Сейчас, через много лет, мне трудно воспроизвести по памяти хотя бы один из его опусов. Помню только что-то, где по ярко-зеленому лугу бежали красные кентавры, как бы написанные Матиссом, и молнии ложились на темном горизонте, и это была вечная весна или нечто подобное… {439} Можете себе представить, каких трудов стоило устроить его на работу в Москве. {440} О печатании его произведений, конечно, не могло быть и речи. Пришлось порядочно повозиться, прежде чем мне не пришла на первый взгляд безумная идея повести его наниматься в «Гудок».
438
Ср. с впечатлениями Ю. Олеши: «Он прочел стихи. Стихи были странные. Рифм не было, не было размера. Стихотворение в прозе? Нет, это было более энергично и организованно.

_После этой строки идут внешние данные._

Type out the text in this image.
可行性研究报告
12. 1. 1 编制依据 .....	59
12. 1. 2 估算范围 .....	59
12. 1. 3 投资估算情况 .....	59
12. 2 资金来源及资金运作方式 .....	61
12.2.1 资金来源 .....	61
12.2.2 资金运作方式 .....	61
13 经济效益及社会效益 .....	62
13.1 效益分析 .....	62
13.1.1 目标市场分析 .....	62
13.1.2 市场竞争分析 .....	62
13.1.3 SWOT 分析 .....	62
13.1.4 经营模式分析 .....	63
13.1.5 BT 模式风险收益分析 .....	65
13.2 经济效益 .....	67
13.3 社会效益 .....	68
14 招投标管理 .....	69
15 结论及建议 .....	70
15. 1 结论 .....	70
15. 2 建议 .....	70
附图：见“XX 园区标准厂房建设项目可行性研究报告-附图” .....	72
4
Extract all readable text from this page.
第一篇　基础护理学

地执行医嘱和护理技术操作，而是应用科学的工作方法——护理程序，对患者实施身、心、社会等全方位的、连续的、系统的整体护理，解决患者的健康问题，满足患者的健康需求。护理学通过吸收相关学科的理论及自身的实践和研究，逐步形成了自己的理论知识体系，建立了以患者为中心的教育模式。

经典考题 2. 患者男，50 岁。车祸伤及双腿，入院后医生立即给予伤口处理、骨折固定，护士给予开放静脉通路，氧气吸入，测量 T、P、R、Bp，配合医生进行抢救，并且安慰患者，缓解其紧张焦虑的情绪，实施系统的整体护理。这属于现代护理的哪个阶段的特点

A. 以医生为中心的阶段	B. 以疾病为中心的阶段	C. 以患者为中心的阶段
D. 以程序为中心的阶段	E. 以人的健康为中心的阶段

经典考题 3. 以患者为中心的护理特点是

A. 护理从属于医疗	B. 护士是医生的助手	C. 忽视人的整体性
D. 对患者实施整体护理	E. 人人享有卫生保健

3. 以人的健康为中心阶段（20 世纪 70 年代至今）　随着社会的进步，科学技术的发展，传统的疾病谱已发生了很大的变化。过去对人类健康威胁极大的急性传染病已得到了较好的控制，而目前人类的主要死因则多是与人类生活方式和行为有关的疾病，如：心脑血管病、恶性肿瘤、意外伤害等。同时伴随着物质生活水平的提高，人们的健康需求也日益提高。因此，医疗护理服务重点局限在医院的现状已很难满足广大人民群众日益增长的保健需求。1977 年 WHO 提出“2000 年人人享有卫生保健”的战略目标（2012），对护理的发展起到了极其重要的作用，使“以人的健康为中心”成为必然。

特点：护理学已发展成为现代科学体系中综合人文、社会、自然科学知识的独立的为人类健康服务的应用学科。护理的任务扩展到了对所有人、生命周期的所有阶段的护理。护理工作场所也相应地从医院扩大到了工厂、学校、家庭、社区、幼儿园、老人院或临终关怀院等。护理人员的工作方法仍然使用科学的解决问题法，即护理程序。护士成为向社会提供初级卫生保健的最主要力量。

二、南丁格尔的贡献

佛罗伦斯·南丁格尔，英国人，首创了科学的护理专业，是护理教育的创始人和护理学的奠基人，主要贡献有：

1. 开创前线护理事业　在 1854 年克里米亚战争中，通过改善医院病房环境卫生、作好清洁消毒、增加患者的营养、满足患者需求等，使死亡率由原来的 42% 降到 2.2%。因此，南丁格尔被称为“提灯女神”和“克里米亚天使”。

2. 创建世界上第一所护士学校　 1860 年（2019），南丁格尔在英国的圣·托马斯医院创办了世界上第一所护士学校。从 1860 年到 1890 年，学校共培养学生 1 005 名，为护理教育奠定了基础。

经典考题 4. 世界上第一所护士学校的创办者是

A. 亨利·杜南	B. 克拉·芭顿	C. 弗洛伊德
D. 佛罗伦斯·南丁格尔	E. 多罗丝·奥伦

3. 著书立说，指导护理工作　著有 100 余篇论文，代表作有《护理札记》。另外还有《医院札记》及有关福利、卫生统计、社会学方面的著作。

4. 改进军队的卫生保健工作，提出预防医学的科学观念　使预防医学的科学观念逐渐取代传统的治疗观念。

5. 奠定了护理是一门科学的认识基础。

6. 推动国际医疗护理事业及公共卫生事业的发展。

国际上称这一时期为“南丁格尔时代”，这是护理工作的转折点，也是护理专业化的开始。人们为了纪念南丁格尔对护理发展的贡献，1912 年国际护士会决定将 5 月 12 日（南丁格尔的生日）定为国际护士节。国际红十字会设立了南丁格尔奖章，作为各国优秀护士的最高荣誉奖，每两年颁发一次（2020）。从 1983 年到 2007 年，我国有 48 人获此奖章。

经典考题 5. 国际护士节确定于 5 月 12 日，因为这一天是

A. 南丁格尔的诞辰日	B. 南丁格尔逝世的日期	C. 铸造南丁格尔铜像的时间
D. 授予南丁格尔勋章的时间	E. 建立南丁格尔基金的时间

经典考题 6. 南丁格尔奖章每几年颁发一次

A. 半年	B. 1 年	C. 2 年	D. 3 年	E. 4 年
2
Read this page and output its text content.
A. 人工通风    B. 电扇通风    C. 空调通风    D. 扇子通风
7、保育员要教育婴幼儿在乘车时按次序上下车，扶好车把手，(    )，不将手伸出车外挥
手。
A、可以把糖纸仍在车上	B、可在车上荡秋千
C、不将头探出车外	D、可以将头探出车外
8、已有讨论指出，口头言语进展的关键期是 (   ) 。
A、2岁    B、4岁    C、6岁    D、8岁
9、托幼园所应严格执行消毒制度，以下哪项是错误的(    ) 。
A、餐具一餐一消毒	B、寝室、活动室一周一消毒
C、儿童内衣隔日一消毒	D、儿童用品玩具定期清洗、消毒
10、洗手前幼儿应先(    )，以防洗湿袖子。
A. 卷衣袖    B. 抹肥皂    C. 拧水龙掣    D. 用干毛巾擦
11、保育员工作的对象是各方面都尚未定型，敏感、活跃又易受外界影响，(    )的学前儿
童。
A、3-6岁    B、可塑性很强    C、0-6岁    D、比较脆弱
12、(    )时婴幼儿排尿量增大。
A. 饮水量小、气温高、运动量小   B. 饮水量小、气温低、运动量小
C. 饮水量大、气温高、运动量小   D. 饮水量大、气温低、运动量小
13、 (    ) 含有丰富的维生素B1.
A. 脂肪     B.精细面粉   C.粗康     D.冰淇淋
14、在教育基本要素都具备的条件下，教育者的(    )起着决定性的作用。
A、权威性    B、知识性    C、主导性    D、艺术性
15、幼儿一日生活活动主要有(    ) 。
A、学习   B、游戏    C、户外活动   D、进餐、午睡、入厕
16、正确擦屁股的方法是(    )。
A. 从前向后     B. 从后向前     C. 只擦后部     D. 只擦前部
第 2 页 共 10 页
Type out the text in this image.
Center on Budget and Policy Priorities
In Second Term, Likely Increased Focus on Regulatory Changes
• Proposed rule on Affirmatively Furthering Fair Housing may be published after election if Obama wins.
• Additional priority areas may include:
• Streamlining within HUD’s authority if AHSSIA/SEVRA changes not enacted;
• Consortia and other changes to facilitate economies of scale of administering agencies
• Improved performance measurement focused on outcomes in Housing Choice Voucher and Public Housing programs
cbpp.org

Я не помню его содержания, но помню, что оно состояло из мотивов города».[522] Оригинальность поэзии Ильфа отмечал и Л. Славин: «Высоким голосом Ильф читал действительно необычные вещи, ни поэзию, ни прозу, но и то и другое, где мешались лиризм и ирония, ошеломительные раблезианские образы и словотворческие ходы, напоминавшие Лескова».[523]
439
Согласно свидетельству А. И. Ильф (устное сообщение), ст-ние, которое припоминает К. не сохранилось. Е. Б. Окс по памяти приводит такой фрагмент одной из поэм И. Ильфа:
На Вандименовой земле,Что в самом низу географической карты.Бидеино сердце познало любовь.И вот души Биде стропилаТрещат под тяжестью любви…Комнату своей жизни он оклеил мыслями о ней,С солнца последние пятна очистил…[524]440
И. Ильф приехал в Москву в 1923 г. Сначала он поселился у К., а затем ему дали комнату при типографии «Гудка», где он жил вместе с Ю. Олешей. Ср. в воспоминаниях С. Г. Гехта об Ильфе: «Сперва он жил в Мыльниковом переулке, на Чистых прудах, у Валентина Катаева. Спал на полу, подстилая газету… Летом двадцать четвертого года редакция „Гудка“ разрешила Ильфу и Олеше поселиться в углу печатного отделения типографии, за ротационной машиной».[525]